Scarce were they settled, and the clang had ceased,
When Agamemnon, sovereign o'er them all,



The prompt is then tokenized to find its token length. 

In [4]:
tokenizer = BertTokenizer.from_pretrained('bert-base-cased')
tokens = tokenizer.tokenize(prompt)
token_length = len(tokens)
print(f'Token Length: {token_length}')

Downloading:   0%|          | 0.00/213k [00:00<?, ?B/s]

Downloading:   0%|          | 0.00/29.0 [00:00<?, ?B/s]

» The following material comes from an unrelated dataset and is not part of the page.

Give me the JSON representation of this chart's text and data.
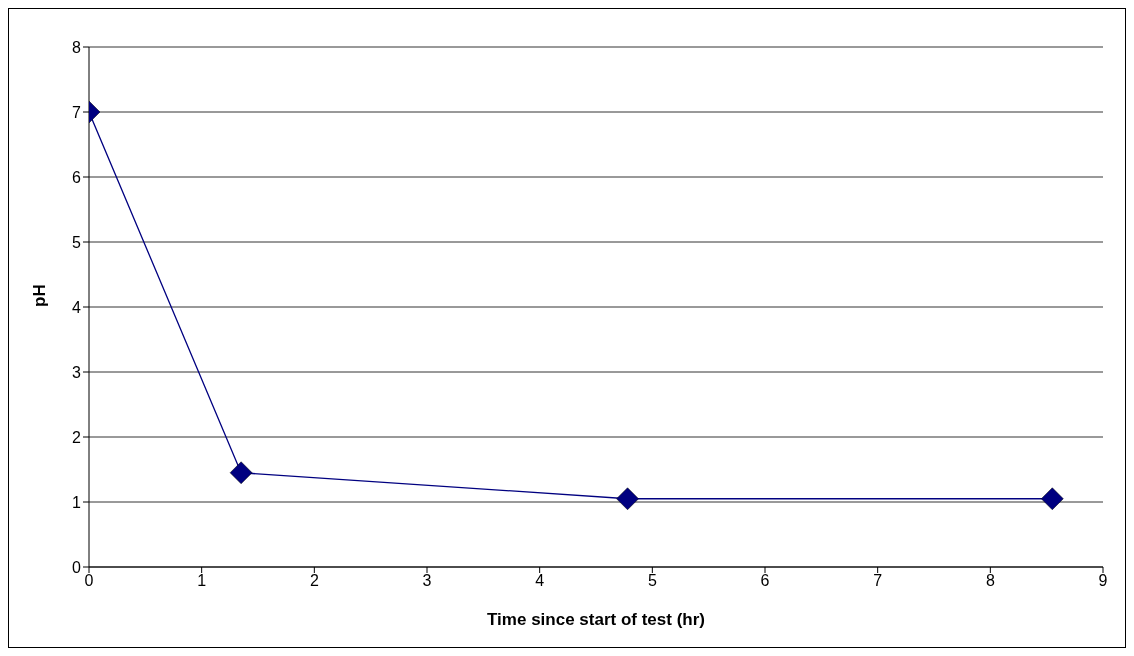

Downloading:   0%|          | 0.00/436k [00:00<?, ?B/s]

Token Length: 41


Since the token length of the prompt must be greater than the generator's `max_length` parameter, we will multiply the token length of the prompt by an arbitrary positive integer. As this integer value increases, so does the amount of synthetic text generated by GPT-2. 

In [5]:
MULTIPLIER = 5
MAX_LENGTH = MULTIPLIER * token_length
print(f'Max Length: {MAX_LENGTH}')
assert MAX_LENGTH > token_length, f'MAX_LENGTH must be greater than {token_length} tokens'

Max Length: 205


Lastly, a generator pipeline is created. This GPT-2 generator returns a list of dictionaries so indexing is required to get only the text. Here three sequences are returned for comparison. We'll append them to a list and print.

In [6]:
SEED = 123
NUM_SEQ = 3
seq_list = [] 

generator = pipeline('text-generation', model='gpt2-medium')
set_seed(SEED)

for sequence in range(NUM_SEQ):
    seq_list.append(generator(prompt, max_length=MAX_LENGTH, num_return_sequences=NUM_SEQ)[sequence]['generated_text'])

Downloading:   0%|          | 0.00/718 [00:00<?, ?B/s]

Downloading:   0%|          | 0.00/1.52G [00:00<?, ?B/s]

Downloading:   0%|          | 0.00/1.04M [00:00<?, ?B/s]

Downloading:   0%|          | 0.00/456k [00:00<?, ?B/s]

Downloading:   0%|          | 0.00/1.36M [00:00<?, ?B/s]

Setting `pad_token_id` to `eos_token_id`:50256 for open-end generation.
Setting `pad_token_id` to `eos_token_id`:50256 for open-end generation.
Setting `pad_token_id` to `eos_token_id`:50256 for open-end generation.


In [7]:
for sequence in seq_list:
    print(sequence)
    print('-' * 50, end='\n')

Your clamors, that your heaven-taught Kings may speak?
Scarce were they settled, and the clang had ceased,
When Agamemnon, sovereign o'er them all,
And great Lion Olympos, and mighty Zeus,
With the great Eagle, had set to flying;
So that from the sky he could not see
The multitude, nor do he now dwell,
Whilst he looks on them;
When the clouds are dry over them for the sea's tide
Beats them on shore and brings them to sea;
And all the stars, when they were bright, did they not shine,
Which, after a storm, in the heavens,
Omni is their sign, are silent and bright
With their own, and so may their song.
Now what is the cause of those cries!
'Why,' said Apollo, 'shall thy gods tremble
For not a moment, that thou shouldest be heard?
--------------------------------------------------
Your clamors, that your heaven-taught Kings may speak?
Scarce were they settled, and the clang had ceased,
When Agamemnon, sovereign o'er them all,
Gladly sat, and with his two wives
Thou wert to be queen.
A woma

In conclusion, the GPT-2 generator returned 3 sequences, each with the prompt completed with synthetic text. We can see how this language model performs with an ancient poem that contrasts with modern writing. With prompts from different genres, GPT-2 could be used to create text datasets for classification exercises. Another task might be to identify synthetic text versus text from the original human prompt source. A system to filter out text from artificial intelligence may be needed in the future, but it remains to be seen how technologies like GPT-2 will be truly used by society.